Gillon’s suggestion, that severely demented and brain-damaged people should be sedated, starved and dehydrated to death on the basis of their friends and relatives vague and contradictory recollections of ‘what they would have wanted’ would create a most dangerous precedent and place us on a very slippery slope indeed.
His implication that we should be withholding nutrition and hydration from such people so that we can spend the money elsewhere is chilling and demonstrates precisely why we don’t give doctors, politicians and most importantly philosophers (like Gillon!) the power and authority to make such decisions on utilitarian grounds.
People who are severely brain-damaged or suffering from dementia, but not imminently dying, should be given nutrition, hydration, symptom relief and warm human interaction until the day that they die peacefully and naturally.
We don’t kill them either by giving them lethal injections or dehydrating them to death and we ensure that there is adequate legal protection in place so that no one who has an interest in their deaths, whether financial or emotional or to get rid of an unwelcome care burden, should be able to exploit or harm them in any way.

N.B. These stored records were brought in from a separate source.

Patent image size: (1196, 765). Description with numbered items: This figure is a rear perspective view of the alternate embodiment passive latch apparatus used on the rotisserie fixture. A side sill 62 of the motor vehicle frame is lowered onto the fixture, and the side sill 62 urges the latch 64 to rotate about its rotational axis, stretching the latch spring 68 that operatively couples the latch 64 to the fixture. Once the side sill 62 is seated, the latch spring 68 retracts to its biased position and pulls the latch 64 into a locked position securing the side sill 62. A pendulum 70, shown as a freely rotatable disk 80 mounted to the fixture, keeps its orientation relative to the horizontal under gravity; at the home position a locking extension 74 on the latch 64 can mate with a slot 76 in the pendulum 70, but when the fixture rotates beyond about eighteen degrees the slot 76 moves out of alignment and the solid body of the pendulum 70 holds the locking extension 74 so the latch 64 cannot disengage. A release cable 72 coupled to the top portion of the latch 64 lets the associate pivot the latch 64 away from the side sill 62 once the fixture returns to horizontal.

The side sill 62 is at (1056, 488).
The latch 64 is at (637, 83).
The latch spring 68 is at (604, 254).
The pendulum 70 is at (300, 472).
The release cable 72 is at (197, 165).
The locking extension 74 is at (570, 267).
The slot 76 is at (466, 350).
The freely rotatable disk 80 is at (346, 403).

The law is there primarily to protect vulnerable individuals from exploitation and abuse and as such it needs the strength to deter individuals and institutions who have something to gain, financially or otherwise, from another person’s death.
It does not need changing and the involvement of the Court of Protection in difficult cases is a necessary and effective safeguard.
Editor’s note. This appeared on Dr. Saunders’ blog.